Hence the distinction between the laws of a natural system to which the will is subject, and of a natural system which is subject to a will (as far as its relation to its free actions is concerned), rests on this, that in the former the objects must be causes of the ideas which determine the will; whereas in the latter the will is the cause of the objects; so that its causality has its determining principle solely in the pure faculty of reason, which may therefore be called a pure practical reason.

There are therefore two very distinct problems: how, on the one side, pure reason can cognise objects a priori, and how on the other side it can be an immediate determining principle of the will, that is, of the causality of the rational being with respect to the reality of objects (through the mere thought of the universal validity of its own maxims as laws).

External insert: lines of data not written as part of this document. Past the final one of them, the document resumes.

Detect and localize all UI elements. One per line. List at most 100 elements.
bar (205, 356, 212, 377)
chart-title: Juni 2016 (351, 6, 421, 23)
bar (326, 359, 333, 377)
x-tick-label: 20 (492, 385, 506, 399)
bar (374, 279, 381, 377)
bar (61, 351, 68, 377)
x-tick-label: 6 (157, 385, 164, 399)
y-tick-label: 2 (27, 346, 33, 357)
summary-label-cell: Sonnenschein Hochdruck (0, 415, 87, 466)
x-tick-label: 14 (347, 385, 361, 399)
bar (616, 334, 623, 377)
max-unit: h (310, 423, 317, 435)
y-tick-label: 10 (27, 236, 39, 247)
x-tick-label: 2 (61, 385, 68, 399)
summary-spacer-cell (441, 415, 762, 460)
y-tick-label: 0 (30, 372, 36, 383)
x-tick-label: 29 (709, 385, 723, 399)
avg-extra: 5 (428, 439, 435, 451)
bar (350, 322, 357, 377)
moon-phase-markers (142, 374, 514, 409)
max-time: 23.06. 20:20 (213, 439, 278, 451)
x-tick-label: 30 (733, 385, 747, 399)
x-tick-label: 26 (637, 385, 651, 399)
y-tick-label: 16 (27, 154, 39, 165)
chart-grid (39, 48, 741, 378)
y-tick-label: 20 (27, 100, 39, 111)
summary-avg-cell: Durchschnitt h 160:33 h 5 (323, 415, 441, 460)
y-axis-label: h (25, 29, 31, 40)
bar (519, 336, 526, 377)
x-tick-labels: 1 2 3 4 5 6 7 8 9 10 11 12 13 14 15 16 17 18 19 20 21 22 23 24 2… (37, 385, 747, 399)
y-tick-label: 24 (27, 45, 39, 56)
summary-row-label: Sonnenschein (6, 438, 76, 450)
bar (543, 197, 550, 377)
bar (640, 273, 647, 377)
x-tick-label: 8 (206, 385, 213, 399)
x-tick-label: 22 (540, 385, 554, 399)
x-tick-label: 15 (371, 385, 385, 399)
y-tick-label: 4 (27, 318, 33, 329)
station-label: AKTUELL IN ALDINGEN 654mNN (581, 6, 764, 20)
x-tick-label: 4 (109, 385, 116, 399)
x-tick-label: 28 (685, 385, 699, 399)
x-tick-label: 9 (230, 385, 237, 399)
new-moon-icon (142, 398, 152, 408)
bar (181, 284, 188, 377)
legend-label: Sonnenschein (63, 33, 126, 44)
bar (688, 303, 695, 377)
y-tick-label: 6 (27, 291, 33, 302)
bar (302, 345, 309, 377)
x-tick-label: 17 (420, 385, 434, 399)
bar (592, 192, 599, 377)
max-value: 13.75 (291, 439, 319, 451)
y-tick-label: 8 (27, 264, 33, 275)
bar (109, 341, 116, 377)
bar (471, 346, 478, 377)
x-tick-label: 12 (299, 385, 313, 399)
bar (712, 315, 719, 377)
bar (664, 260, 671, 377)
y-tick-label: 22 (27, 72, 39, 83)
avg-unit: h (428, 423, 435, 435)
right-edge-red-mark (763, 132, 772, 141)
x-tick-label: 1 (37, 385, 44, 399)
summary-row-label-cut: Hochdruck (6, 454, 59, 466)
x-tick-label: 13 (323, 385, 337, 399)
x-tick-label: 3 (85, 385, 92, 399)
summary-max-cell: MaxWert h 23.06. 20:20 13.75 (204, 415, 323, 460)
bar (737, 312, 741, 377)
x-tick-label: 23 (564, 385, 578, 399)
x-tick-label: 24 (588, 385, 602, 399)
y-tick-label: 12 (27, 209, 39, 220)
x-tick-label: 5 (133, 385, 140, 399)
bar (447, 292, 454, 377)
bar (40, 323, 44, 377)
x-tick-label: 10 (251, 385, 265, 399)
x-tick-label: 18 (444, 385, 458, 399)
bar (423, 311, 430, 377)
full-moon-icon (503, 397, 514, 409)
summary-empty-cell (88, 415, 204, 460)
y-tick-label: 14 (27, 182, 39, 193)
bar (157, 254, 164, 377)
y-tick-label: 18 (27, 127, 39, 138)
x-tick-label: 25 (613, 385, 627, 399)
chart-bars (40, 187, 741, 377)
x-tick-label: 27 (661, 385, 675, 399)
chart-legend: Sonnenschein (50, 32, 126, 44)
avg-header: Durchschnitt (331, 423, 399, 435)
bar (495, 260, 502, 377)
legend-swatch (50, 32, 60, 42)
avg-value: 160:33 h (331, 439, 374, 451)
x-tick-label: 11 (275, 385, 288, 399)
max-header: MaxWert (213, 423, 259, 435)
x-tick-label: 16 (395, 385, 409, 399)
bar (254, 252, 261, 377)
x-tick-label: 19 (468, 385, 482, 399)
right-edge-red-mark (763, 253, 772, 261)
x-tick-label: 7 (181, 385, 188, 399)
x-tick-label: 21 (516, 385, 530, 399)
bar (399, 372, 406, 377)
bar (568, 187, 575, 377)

{BOOK1 CHAPTER1 ^paragraph 135}

The former, which belongs to the critique of the pure speculative reason, requires a previous explanation, how intuitions without which no object can be given, and, therefore, none known synthetically, are possible a priori; and its solution turns out to be that these are all only sensible and, therefore, do not render possible any speculative knowledge which goes further than possible experience reaches; and that therefore all the principles of that pure speculative reason avail only to make experience possible; either experience of given objects or of those that may be given ad infinitum, but never are completely given.

The latter, which belongs to the critique of practical reason, requires no explanation how the objects of the faculty of desire are possible, for that being a problem of the theoretical knowledge of nature is left to the critique of the speculative reason, but only how reason can determine the maxims of the will; whether this takes place only by means of empirical ideas as principles of determination, or whether pure reason can be practical and be the law of a possible order of nature, which is not empirically knowable. The possibility of such a supersensible system of nature, the conception of which can also be the ground of its reality through our own free will, does not require any a priori intuition (of an intelligible world) which, being in this case supersensible, would be impossible for us. For the question is only as to the determining principle of volition in its maxims, namely, whether it is empirical, or is a conception of the pure reason (having the legal character belonging to it in general), and how it can be the latter. It is left to the theoretic principles of reason to decide whether the causality of the will suffices for the realization of the objects or not, this being an inquiry into the possibility of the objects of the volition. Intuition of these objects is therefore of no importance to the practical problem. We are here concerned only with the determination of the will and the determining principles of its maxims as a free will, not at all with the result. For, provided only that the will conforms to the law of pure reason, then let its power in execution be what it may, whether according to these maxims of legislation of a possible system of nature any such system really results or not, this is no concern of the critique, which only inquires whether, and in what way, pure reason can be practical, that is directly determine the will.